Having supported and encouraged the setting up of the African Union, which will set up its own bank and emergency fund, so that member states are not entirely dependent on more expensive international financial institutions, Muammar Gaddafi continues to work energetically and tirelessly in deepening the role of the institution and Libya’s collaboration within it.
After having brokered deals for the release of western hostages in the Philippines, Libya has sent peace envoys to Sierra Leone and the Ivory Coast, two western African countries in a state of anarchy.
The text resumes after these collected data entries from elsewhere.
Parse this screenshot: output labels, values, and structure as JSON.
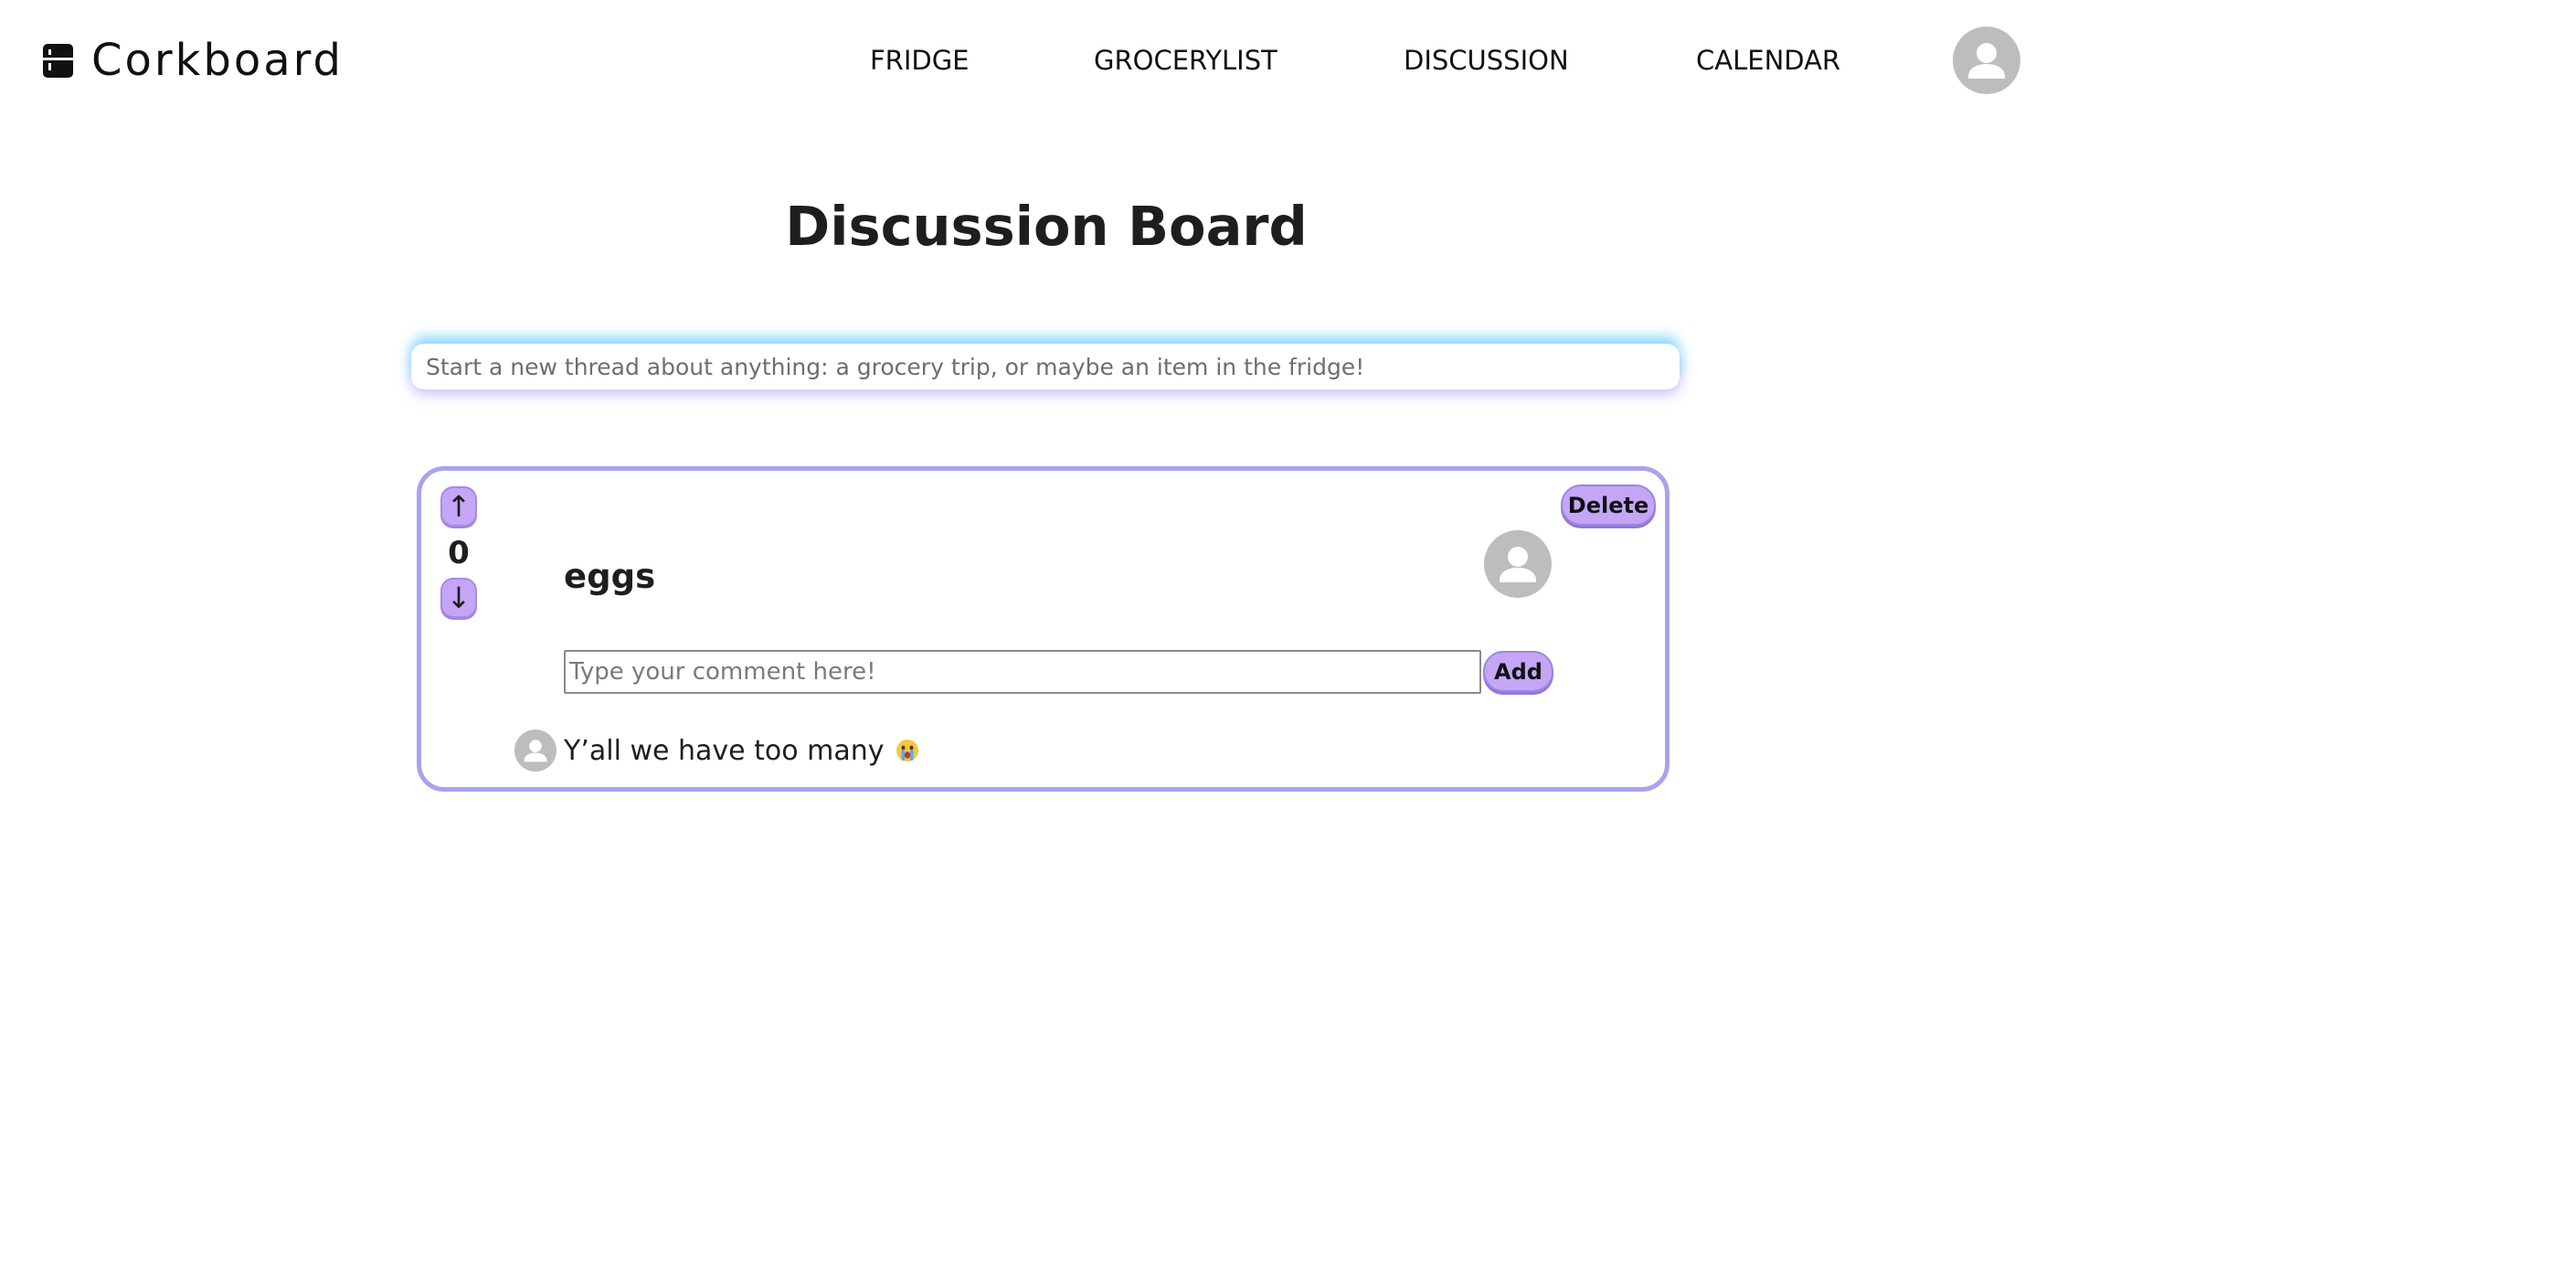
{
  "brand": {
    "name": "Corkboard",
    "icon": "fridge-icon"
  },
  "nav": {
    "items": [
      {
        "label": "FRIDGE"
      },
      {
        "label": "GROCERYLIST"
      },
      {
        "label": "DISCUSSION"
      },
      {
        "label": "CALENDAR"
      }
    ],
    "profile_icon": "user-avatar-icon"
  },
  "page": {
    "title": "Discussion Board"
  },
  "new_thread": {
    "placeholder": "Start a new thread about anything: a grocery trip, or maybe an item in the fridge!",
    "value": ""
  },
  "threads": [
    {
      "title": "eggs",
      "votes": "0",
      "upvote_label": "↑",
      "downvote_label": "↓",
      "delete_label": "Delete",
      "comment_placeholder": "Type your comment here!",
      "add_label": "Add",
      "comments": [
        {
          "text": "Y’all we have too many",
          "emoji": "crying-face-emoji"
        }
      ]
    }
  ],
  "colors": {
    "accent_button": "#c5a6f6",
    "card_border": "#a7a3ef",
    "avatar_gray": "#bdbdbd"
  }
}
Libyan oil is being sold to Ghana and Zimbabwe, solving the two countries’ fuel crises and one million USD is being given to Robert Mugabe’s ZANU-PF party to help him win the presidential election in 2002.
Money from Libya’s oil sales is being used in humanitarian and educational programmes in the poorer Saharan countries, Libya is actively engaged together with Egypt to bring an end to the civil war in the Sudan and Libyan troops were recently sent to Bangui, capital of the Central African republic, to put down a rebellion.
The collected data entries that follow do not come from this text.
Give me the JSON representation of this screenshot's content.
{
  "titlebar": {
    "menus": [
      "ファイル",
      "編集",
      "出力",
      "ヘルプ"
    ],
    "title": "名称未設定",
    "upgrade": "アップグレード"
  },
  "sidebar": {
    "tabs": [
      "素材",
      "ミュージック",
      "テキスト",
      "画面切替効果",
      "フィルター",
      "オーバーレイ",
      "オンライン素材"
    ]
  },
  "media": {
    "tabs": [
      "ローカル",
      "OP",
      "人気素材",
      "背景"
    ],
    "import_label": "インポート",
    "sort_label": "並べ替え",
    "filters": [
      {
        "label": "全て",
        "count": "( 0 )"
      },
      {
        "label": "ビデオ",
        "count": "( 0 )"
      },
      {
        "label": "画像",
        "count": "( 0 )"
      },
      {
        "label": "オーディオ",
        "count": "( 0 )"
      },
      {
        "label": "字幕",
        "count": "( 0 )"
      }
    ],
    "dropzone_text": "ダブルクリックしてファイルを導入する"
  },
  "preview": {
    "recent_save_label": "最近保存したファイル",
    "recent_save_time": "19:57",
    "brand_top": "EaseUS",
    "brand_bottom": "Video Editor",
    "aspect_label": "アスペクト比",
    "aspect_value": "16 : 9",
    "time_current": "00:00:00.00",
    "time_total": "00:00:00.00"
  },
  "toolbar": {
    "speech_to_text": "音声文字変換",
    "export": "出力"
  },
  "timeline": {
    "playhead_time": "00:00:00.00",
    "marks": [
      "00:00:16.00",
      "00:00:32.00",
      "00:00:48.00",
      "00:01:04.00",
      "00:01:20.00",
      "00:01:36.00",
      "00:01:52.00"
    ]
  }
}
Last week, Muammar Gaddafi personally handed over a package of 1,000 tonnes of drought aid to Kenya, which he accompanied from Libya and was hailed as a hero in Uganda on his second visit in two months.
Libya’s isolation from the international community was ended last year with the handing over of two suspects involved in the Lockerbie bombing, which brought down a Pan American aircraft over Scotland in December 1998, killing 270 people. The United Nations Organisation lifted its embargo on Libya but the USA continues to regard Tripoli with suspicion. Colonel Gaddafi’s growing influence inside Africa is being regarded with increasing concern by the US State Department.
Colonel Gaddafi’s project, however, is not one of international terrorism. The African Union has been hailed as an innovative new project to save many African states from disaster. Ratified by the majority of member states it needed to become a reality in June, 2001, Colonel Gaddafi’s project is intended to set up an African Economic Community, an African central bank, a Pan-African parliament, an African Court of Justice, a common currency, a common economic policy, a common foreign policy and independent defence structure.
After the abject failure of the United States or any other external nation to help Africa seriously address its problems, Colonel Gaddafi steps onto the world stage as a major player, an altruist who is big enough as a man to recognise the errors of his past and to use his position to perform a work which is of benefit to the masses.